Friday, February 20, 2009

Analysis of Berkshire Hathaway

The paragraphs below are from an article by Whitney Tilson in November of last year when people were worried about Berkshire's index puts. T2's full analysis of Berkshire is available HERE. As Mr. Tilson pointed out, the worries were overblown and Mr. Buffett didn't need to earn a real high return for them to end up profitable, even if the markets didn't recover in any dramatic fashion over the next 13.5 years. Since then, Buffett has been putting money to work, in senior position securities, at rates higher than those Tilson mentioned, in high quality companies such as Harley Davidson and Tiffany (among others). If anything, Berkshire's value has probably increased a bit since Tilson's article, unless, of course, you assume Buffett has lost his touch, which a big portion of sellers seems to think is the case. I tend to disagree and think that Buffett has gotten better. Economic times are tough, markets are volatile and it may be tough to keep a cool head. But what do you want to own coming out of this? Maybe a diversified business that is stacked with competitively advantaged businesses with good balance sheets to take advantage of weaker competitors, where the excess cash and float from all of the businesses are being reinvested by the man who is very likely the greatest investor of all time, at a valuation that may be the cheapest on a price to current value than it has ever been since Mr. Buffett took over in the 1960's? I think so, and I think this is one of those 20 punch card investments that Buffett has talked about. As I type, the Berkshire B shares are at $2,340 per share. There is actually a greater than 6% difference from what the A shares are and should be trading at in relation to the B shares, so there is some added pressure on the B's (divide T2's valuation of the A shares by 30 to get the equivalent value for the B's). I think this is a value that, although we can't predict what will happen over the short run, will prove to be one of the greatest risk vs. reward opportunities I will ever see. The question the investor needs to ask now is: Do I have the fortitude to be greedy when others are fearful?

At $77,500, Berkshire’s stock today is the cheapest, by far, we have ever seen it, going back at least a dozen years.
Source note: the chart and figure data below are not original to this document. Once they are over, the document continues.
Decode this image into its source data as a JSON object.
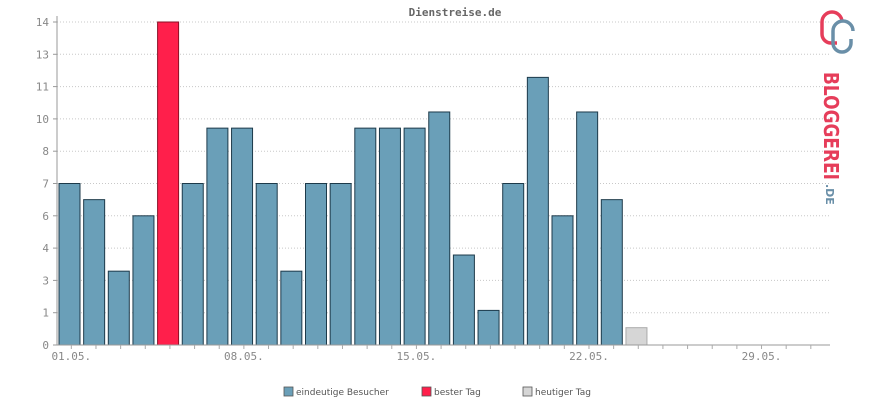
{
  "chart_data": {
    "type": "bar",
    "title": "Dienstreise.de",
    "y_tick_labels": [
      "0",
      "1",
      "3",
      "4",
      "6",
      "7",
      "8",
      "10",
      "11",
      "13",
      "14"
    ],
    "ylim": [
      0,
      14
    ],
    "x_tick_labels": [
      "01.05.",
      "08.05.",
      "15.05.",
      "22.05.",
      "29.05."
    ],
    "values": [
      7,
      6.3,
      3.2,
      5.6,
      14,
      7,
      9.4,
      9.4,
      7,
      3.2,
      7,
      7,
      9.4,
      9.4,
      9.4,
      10.1,
      3.9,
      1.5,
      7,
      11.6,
      5.6,
      10.1,
      6.3
    ],
    "best_day_index": 4,
    "today_value": 0.75,
    "total_days": 31,
    "grid": true,
    "legend_position": "bottom",
    "legend": [
      {
        "label": "eindeutige Besucher",
        "color": "#6a9fb8"
      },
      {
        "label": "bester Tag",
        "color": "#ff1f4b"
      },
      {
        "label": "heutiger Tag",
        "color": "#d6d6d6"
      }
    ],
    "colors": {
      "bar": "#6a9fb8",
      "best": "#ff1f4b",
      "today": "#d6d6d6",
      "bar_stroke": "#1d3a4a"
    }
  },
  "logo": {
    "text": "BLOGGEREI",
    "suffix": ".DE",
    "icon": "bloggerei-logo-icon",
    "colors": {
      "primary": "#e63d5a",
      "secondary": "#6a8fa8"
    }
  }
}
We estimate Berkshire’s valuation the same way Buffett does: we value the investment per share (cash, bonds and stocks) at market and then place a 12 multiple on the pre-tax operating profits of the company (for more details on this as well as our entire analysis of Berkshire, see our presentation, which is posted here). As of the end of last year, investments per share were $90,343 and our estimate of normalized pretax earnings was $5,500-$5,700/share, which resulted in an estimate of intrinsic value of $156,300-$158,700.

As of the end of the third quarter, investments per share had fallen to $86,000 due to declines in the prices of stocks Berkshire holds as well as Buffett investing tens of billions of cash in a wide range of operating businesses. In light of the severe market decline in October and so far in November plus additional investments Buffett has made, we estimate that investments per share might have fallen to as low as $76,000.

As for Berkshire’s earnings, they are obviously impacted by the weak economy, but this is offset by the many new businesses Buffett has purchased. Over time, the many investments and acquisitions Buffett’s made this year will lead to much higher earnings, but for the next 12 months, to be conservative, let’s assume that pretax earnings are $5,000/share (assuming the severe recession continues and a normal super cat year). This results in an estimate of intrinsic value of $136,000, 76% above today’s level.
Another way to think about Berkshire’s value is to consider that Berkshire’s share price today barely exceeds investments. Thus, today one can own the collection of fabulous businesses that Buffett has acquired over the years for less (pretty much for free).

In this environment, it’s not surprising to us that the stocks of companies with shaky balance sheets, poor business models and/or weak competitive positions are getting clobbered, but Berkshire’s freefall in the past few weeks is certifiably crazy – and a buying opportunity that will long be remembered.